Il avait rêvé d'Israël comme d'une terre de liberté. Il allait découvrir le prix de l'ailleurs.
« La vie, ce n'est pas d'attendre que les orages passent, c'est d'apprendre à danser sous la pluie. »Sénèque
Lorsque son jeune neveu lui propose de le rejoindre en Israël pour travailler à ses côtés, Marc n'hésite pas longtemps. Franco-israélien, hyperactif et convaincu qu'une autre vie l'attend, il quitte la France avec l'enthousiasme de ceux qui pensent enfin rejoindre leur véritable place.
De Tel Aviv à Netanya, entre projets, rencontres, espoirs et déconvenues, la promesse d'une existence nouvelle se fissure peu à peu. Derrière la lumière de la ville blanche et l'horizon de la Méditerranée apparaissent une autre réalité, d'autres règles et le poids inattendu de l'exil.
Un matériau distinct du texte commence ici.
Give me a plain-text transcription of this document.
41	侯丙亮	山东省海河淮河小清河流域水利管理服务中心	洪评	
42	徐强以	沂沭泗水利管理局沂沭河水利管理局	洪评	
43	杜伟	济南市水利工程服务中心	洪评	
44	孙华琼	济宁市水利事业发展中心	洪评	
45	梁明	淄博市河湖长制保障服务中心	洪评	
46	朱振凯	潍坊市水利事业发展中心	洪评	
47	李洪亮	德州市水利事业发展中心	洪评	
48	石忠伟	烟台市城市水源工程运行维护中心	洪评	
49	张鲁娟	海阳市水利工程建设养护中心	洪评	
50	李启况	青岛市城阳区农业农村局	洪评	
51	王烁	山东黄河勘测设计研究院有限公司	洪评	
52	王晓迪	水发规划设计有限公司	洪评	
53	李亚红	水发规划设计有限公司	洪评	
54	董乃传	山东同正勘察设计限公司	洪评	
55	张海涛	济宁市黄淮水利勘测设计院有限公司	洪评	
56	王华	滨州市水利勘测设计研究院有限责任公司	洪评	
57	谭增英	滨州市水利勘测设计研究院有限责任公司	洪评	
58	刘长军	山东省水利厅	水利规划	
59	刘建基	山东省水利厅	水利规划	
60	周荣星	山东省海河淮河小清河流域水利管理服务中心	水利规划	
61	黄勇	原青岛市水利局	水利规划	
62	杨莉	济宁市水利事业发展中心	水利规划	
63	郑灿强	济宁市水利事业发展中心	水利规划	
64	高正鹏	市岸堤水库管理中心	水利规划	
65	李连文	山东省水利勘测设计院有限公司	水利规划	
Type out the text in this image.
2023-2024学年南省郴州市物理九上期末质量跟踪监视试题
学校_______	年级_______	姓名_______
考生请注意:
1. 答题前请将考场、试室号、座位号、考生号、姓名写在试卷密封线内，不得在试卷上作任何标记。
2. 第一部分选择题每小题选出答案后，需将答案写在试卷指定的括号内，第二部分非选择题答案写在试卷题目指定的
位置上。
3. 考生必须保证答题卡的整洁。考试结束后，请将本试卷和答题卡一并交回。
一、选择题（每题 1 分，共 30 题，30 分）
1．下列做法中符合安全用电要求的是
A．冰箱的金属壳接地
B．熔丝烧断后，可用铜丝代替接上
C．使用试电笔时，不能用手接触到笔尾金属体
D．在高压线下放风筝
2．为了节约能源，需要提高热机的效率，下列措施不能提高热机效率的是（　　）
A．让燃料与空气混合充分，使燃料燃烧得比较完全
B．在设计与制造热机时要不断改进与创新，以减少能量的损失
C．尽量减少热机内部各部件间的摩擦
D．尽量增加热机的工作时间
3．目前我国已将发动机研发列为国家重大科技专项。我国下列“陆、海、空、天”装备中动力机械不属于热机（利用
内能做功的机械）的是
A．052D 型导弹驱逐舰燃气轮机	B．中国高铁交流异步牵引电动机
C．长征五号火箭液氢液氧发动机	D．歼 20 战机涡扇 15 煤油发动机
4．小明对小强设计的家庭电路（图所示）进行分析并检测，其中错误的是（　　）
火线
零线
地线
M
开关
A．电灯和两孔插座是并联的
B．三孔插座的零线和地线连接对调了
Marc devra finalement apprendre qu'un ailleurs longtemps rêvé peut conduire à une profonde désillusion, et que revenir ne signifie pas nécessairement retrouver la vie que l'on avait laissée.
Goodbye, Tel Aviv est un récit autobiographique intime et lucide sur le déracinement, la désillusion et la difficulté de choisir entre deux pays auxquels on appartient sans jamais appartenir complètement à aucun.
« Il était presque dix heures du matin. Le temps était idyllique. Je pris l'ascenseur. En arrivant dans le lobby, les portes s'ouvrirent. Je vis trois grands gaillards. Ils m'empêchaient de sortir. L'un d'eux me montra sa carte de police. — Mister Cohen, you are under arrest! »
Dans Goodbye, Tel Aviv, Michael Brenner raconte le parcours de Marc, un Franco-Israélien qui quitte la France pour tenter une nouvelle vie en Israël. Il croit partir vers la liberté, la réussite et une terre à laquelle il appartient déjà. Mais, de Tel-Aviv à Netanya, le rêve se fissure et laisse apparaître une réalité bien plus complexe.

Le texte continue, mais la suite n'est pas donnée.